Effeminate men populate Genesis House, desperately trying to shed their sexual inclinations and appear heterosexual. Gayle and Ted appear to care for their charges, but they riddle them with absurd strictures that often come across comically and, again, damage of the seriousness of the subject matter. Sitting cross-legged is verboten. There is no wearing of pink. Excessive dancing is discouraged.
An illustrative example of the on-screen absurdity comes after one of the residents of Genesis House frets about meeting the new tenant: “I’m not supposed to worry about things like that — being attractive.

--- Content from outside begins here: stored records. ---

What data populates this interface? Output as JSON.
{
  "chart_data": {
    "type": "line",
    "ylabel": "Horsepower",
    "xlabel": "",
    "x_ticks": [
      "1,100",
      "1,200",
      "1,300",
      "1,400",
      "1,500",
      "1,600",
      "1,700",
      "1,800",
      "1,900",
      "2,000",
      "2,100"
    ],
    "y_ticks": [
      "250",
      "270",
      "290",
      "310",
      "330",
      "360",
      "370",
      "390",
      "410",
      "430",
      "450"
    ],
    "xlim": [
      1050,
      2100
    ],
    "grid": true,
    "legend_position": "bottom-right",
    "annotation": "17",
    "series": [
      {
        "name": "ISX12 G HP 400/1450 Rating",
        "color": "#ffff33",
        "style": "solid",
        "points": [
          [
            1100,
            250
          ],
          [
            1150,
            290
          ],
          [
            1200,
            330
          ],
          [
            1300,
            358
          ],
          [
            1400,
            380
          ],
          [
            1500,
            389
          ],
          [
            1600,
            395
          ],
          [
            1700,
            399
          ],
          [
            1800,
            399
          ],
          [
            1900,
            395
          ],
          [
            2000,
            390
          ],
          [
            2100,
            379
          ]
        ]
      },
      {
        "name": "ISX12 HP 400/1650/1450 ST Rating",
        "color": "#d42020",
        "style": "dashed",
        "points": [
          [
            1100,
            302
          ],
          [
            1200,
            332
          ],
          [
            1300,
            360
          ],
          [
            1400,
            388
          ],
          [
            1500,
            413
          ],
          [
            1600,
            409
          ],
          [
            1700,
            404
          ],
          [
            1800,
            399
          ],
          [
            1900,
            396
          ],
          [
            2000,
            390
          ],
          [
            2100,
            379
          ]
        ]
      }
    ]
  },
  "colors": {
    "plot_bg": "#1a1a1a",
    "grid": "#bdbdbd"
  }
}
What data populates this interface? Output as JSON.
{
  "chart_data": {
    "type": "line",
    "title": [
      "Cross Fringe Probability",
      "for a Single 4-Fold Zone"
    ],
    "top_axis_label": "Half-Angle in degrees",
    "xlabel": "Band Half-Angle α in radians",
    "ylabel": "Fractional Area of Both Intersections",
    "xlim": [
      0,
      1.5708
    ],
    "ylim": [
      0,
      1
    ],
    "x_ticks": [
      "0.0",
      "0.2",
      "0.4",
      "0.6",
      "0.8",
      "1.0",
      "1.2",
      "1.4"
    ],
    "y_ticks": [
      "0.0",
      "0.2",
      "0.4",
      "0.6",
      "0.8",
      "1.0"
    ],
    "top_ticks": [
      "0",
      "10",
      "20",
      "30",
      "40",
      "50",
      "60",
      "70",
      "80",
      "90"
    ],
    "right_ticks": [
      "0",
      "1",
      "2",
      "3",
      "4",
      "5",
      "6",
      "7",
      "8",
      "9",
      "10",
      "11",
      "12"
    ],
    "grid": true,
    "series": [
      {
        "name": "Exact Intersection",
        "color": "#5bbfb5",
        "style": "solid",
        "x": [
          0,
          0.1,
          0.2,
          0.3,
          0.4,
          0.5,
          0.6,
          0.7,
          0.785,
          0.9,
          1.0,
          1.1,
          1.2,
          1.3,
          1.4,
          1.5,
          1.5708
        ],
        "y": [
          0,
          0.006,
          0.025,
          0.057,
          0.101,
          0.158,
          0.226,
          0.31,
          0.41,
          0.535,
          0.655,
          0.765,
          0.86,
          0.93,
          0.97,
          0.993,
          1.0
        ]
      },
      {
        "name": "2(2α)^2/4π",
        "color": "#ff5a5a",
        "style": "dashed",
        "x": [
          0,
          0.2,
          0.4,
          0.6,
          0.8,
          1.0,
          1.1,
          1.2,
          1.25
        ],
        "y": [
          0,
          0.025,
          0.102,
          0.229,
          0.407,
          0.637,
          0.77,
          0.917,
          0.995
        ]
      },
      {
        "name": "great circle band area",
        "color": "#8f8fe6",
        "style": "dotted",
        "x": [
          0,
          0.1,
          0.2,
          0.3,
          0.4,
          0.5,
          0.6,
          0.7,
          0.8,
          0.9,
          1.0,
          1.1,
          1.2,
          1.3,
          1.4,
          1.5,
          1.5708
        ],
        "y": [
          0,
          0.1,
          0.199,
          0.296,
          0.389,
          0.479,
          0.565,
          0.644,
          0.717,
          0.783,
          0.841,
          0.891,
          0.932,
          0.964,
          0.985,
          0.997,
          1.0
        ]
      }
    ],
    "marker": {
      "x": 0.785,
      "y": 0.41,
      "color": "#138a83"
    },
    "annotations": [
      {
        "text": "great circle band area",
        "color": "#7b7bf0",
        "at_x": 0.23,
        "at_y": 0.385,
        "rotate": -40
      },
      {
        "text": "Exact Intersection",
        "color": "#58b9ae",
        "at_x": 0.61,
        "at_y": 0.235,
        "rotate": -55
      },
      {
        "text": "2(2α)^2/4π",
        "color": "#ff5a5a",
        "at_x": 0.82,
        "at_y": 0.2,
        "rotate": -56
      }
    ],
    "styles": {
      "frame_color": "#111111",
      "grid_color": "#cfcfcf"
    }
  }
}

Except to women. Praise Jesus and pass the contraceptives!”
But it is Ms. Light, in particular, who misses her mark. The actress has long demonstrated the talent needed to break out of her pop-culture pigeonhole as Angela on TV’s “Who’s the Boss?” But as much as her brittle portrayal of the conflicted Gayle attempts to show the compassionate side of this particularly aggressive branch of Christianity, she cannot bring herself to make a convincing case for her character. Like others in the film, Ms. Light winks through her performance; her inability to find common ground with her character is a fatal performance flaw.
“Save Me” builds a shallow straw man out of “rehabilitating” homosexuals, then spends the rest of its running time pretending to knock it down. The film tries to present a nuanced understanding of Christianity’s failings, but it instead is undone by its own earnestness.